Friday 28 June 2013

Twyford Down



So far, this is the best place I've found to stand, that gives the fullest sense of the scar that the M3 cutting has made through Twyford Down.  As I've said before, I'm ambivalent about the place.  True, it is a massive act of vandalism, but it is also a rather magnificent presence in the landscape, isn't it?  And (whisper it) I do love to drive through that chalky canyon.

From here, you can see the scope of many of my recent weekend rambles.  We are looking more or less due north.  The cutting runs SW-NE.  Beyond it to the NW is St. Catherine's Hill and to the SE are Twyford Down and the Hockley golf course.  Why sliced golf balls aren't continually raining down onto the traffic I don't know.  You find them everywhere else underfoot on the downs, like toadstools.*

The Hockley Viaduct is on the extreme left of the picture, concealed by trees.  The River Itchen (which for some bizarre reason I keep referring to as the  River Test, which actually flows in a parallel valley several miles over to the West) and the Itchen Navigation canal run across the centre of the picture, within the dark green trees.  Winchester city is directly over the hill to the north.

In between rain, we've managed to enjoy several breezy, sunny afternoons, ambling across this chalk downland. It's at its prettiest now, in the early summer, when everything still holds on to its own shade of green, but is beginning to make a harmonized whole.




* And the wind shall say "Here were decent godless people;
Their only monument the asphalt road
And a thousand lost golf balls."
T.S. Eliot, Choruses from The Rock

4 comments:

Struan said...

The route originally proposed for the M3 had it running right through the middle of the water meadows. My grandfather, who loved St. Catherine's Hill and the downland around it with a deeply-grounded passion, would (literally!) spit with rage at the way the College and other landowners managed to get the route changed so that it carved through the chalk hill instead.
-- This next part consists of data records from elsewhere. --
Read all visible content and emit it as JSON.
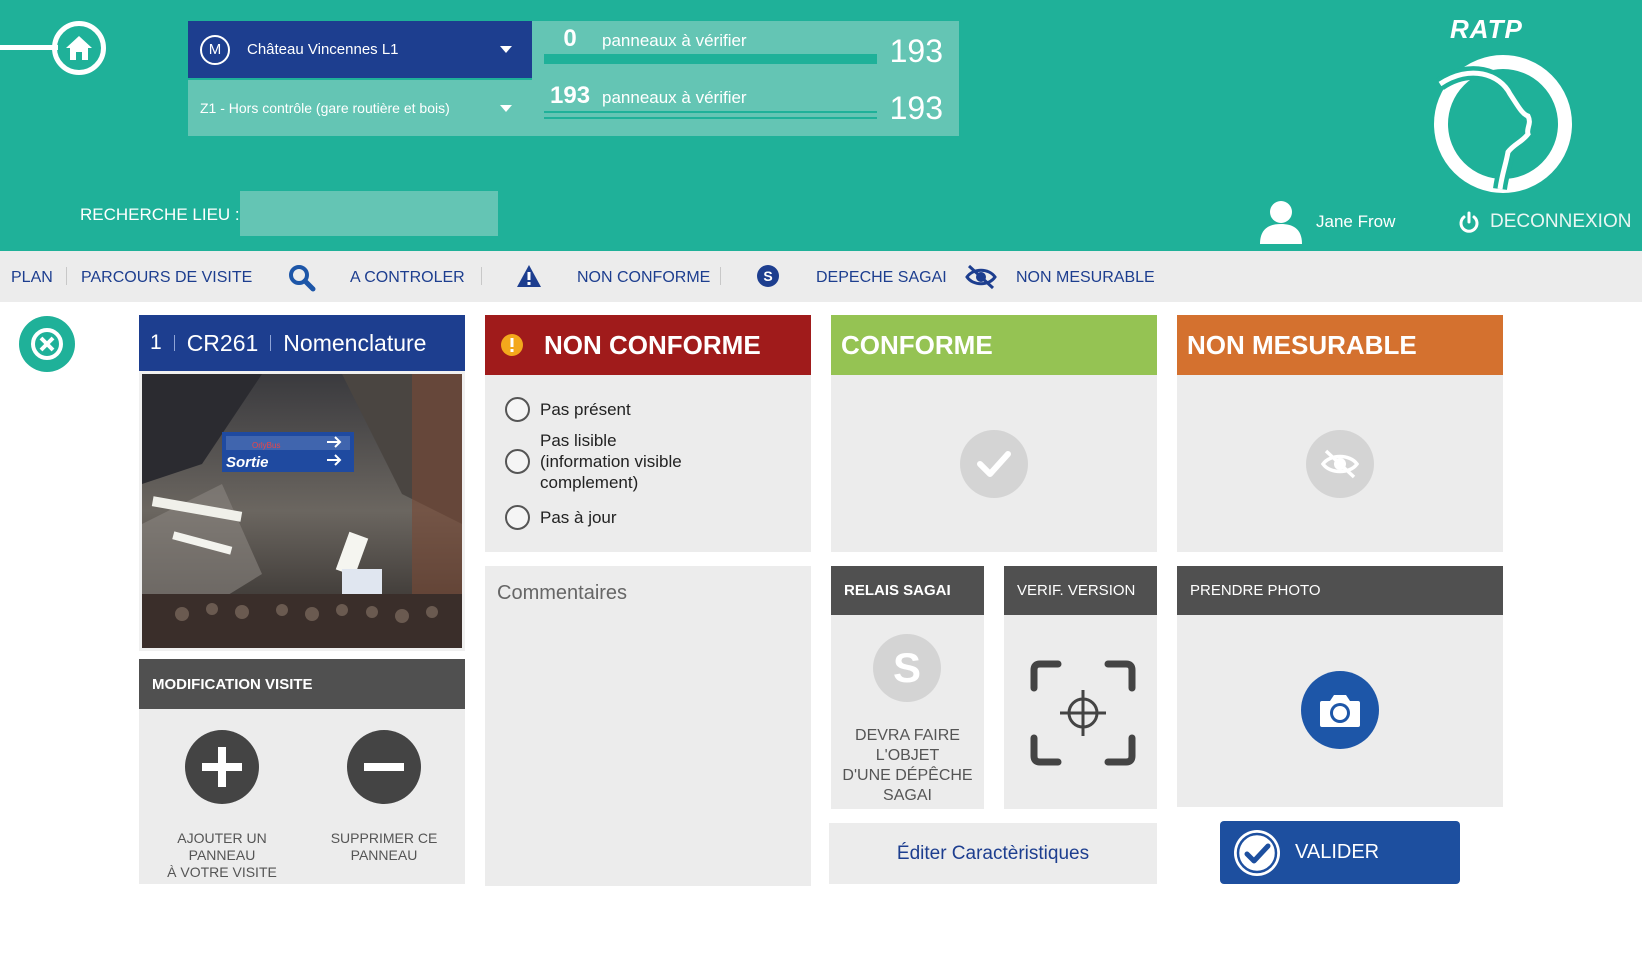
{
  "header": {
    "station": "Château Vincennes L1",
    "metro_badge": "M",
    "zone": "Z1 - Hors contrôle (gare routière et bois)",
    "counters": [
      {
        "count": "0",
        "label": "panneaux à vérifier",
        "total": "193",
        "progress": 1.0
      },
      {
        "count": "193",
        "label": "panneaux à vérifier",
        "total": "193",
        "progress": 0.0
      }
    ],
    "search_label": "RECHERCHE LIEU :",
    "search_value": "",
    "logo_text": "RATP",
    "user_name": "Jane Frow",
    "logout_label": "DECONNEXION"
  },
  "nav": {
    "plan": "PLAN",
    "parcours": "PARCOURS DE VISITE",
    "a_controler": "A CONTROLER",
    "non_conforme": "NON CONFORME",
    "depeche": "DEPECHE SAGAI",
    "non_mesurable": "NON MESURABLE"
  },
  "item": {
    "index": "1",
    "code": "CR261",
    "name": "Nomenclature",
    "photo_sign_text": "Sortie",
    "photo_sign_sub": "OrlyBus"
  },
  "modification": {
    "title": "MODIFICATION VISITE",
    "add_label": "AJOUTER UN\nPANNEAU\nÀ VOTRE VISITE",
    "remove_label": "SUPPRIMER CE\nPANNEAU"
  },
  "non_conforme": {
    "title": "NON CONFORME",
    "options": [
      "Pas présent",
      "Pas lisible\n(information visible\ncomplement)",
      "Pas à jour"
    ]
  },
  "comment": {
    "placeholder": "Commentaires",
    "value": ""
  },
  "conforme": {
    "title": "CONFORME"
  },
  "non_mesurable": {
    "title": "NON MESURABLE"
  },
  "relais": {
    "title": "RELAIS SAGAI",
    "icon_letter": "S",
    "text": "DEVRA FAIRE\nL'OBJET\nD'UNE DÉPÊCHE\nSAGAI"
  },
  "verif": {
    "title": "VERIF. VERSION"
  },
  "photo_action": {
    "title": "PRENDRE PHOTO"
  },
  "edit_label": "Éditer Caractèristiques",
  "validate_label": "VALIDER",
  "colors": {
    "teal": "#1fb199",
    "navy": "#1d3e8f",
    "red": "#a01b1b",
    "green": "#95c353",
    "orange": "#d4712f"
  }
}
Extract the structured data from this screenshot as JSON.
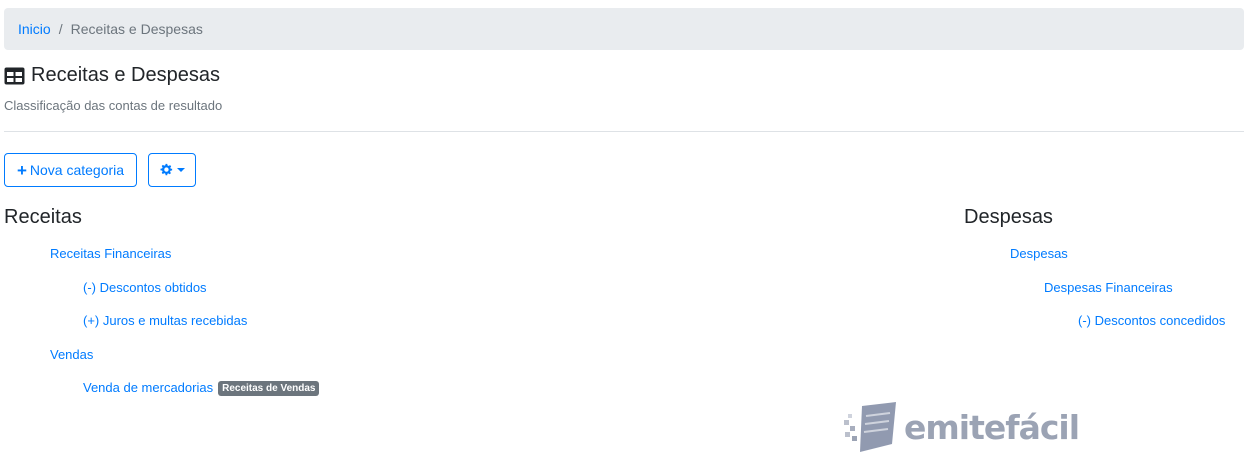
{
  "breadcrumb": {
    "home": "Inicio",
    "separator": "/",
    "current": "Receitas e Despesas"
  },
  "header": {
    "title": "Receitas e Despesas",
    "subtitle": "Classificação das contas de resultado",
    "icon": "table-icon"
  },
  "toolbar": {
    "new_category": "Nova categoria",
    "settings_icon": "gear-icon"
  },
  "receitas": {
    "title": "Receitas",
    "items": [
      {
        "label": "Receitas Financeiras",
        "level": 1
      },
      {
        "label": "(-) Descontos obtidos",
        "level": 2
      },
      {
        "label": "(+) Juros e multas recebidas",
        "level": 2
      },
      {
        "label": "Vendas",
        "level": 1
      },
      {
        "label": "Venda de mercadorias",
        "level": 2,
        "badge": "Receitas de Vendas"
      }
    ]
  },
  "despesas": {
    "title": "Despesas",
    "items": [
      {
        "label": "Despesas",
        "level": 1
      },
      {
        "label": "Despesas Financeiras",
        "level": 2
      },
      {
        "label": "(-) Descontos concedidos",
        "level": 3
      }
    ]
  },
  "watermark": {
    "text": "emitefácil"
  },
  "colors": {
    "link": "#007bff",
    "muted": "#6c757d",
    "breadcrumb_bg": "#e9ecef"
  }
}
Having known some of the people who led the rebellion against the original route, who were no less passionate about their sedge warblers and biotopes, I can see both sides of the issue. The only way to make both happy would have been not to build at all, and that was never on the table.

To me, the walls of the cutting always look too steep. I can't believe that crumbly chalk will last long at that angle. The buddleia is wild though.

Mike C. said...

It does seem improbably steep, doesn't it? However, I have yet to drive through and find the way impeded by blocks of fallen stone, though, in the way you often do in the Dordogne's limestone gorges.

In Victorian times, of course, they'd have risen to the challenge and driven a tunnel through, which would have been even more fun.

Mike

Gavin McL said...

Well they did drive a tunnel to divert the A3 a bit further up at the Devils Punchbowl.

We drove down on the first of April and the tunnel and it's cuttings are quite impressive. The old road past the Hindhead hotel fades out into a National Trust car park.

When we visited the old road bed had been ripped out but not much had regrown and the girls spent a happy half hour picking through the debris - "I've found a Jewel" a fragment of a long smashed indicator.

The obligatory NT explanation boards show how the old old road ran on top of the ridge and is now a bridle way, the old road, built off the ridge in the 20's (I think)
has then been replaced by the tunnel. Perhaps one day the M3 will be buried

Gavin

Mike C. said...

Gavin,

I must check that out -- I like abandoned roads, and I like road tunnels. Good combination!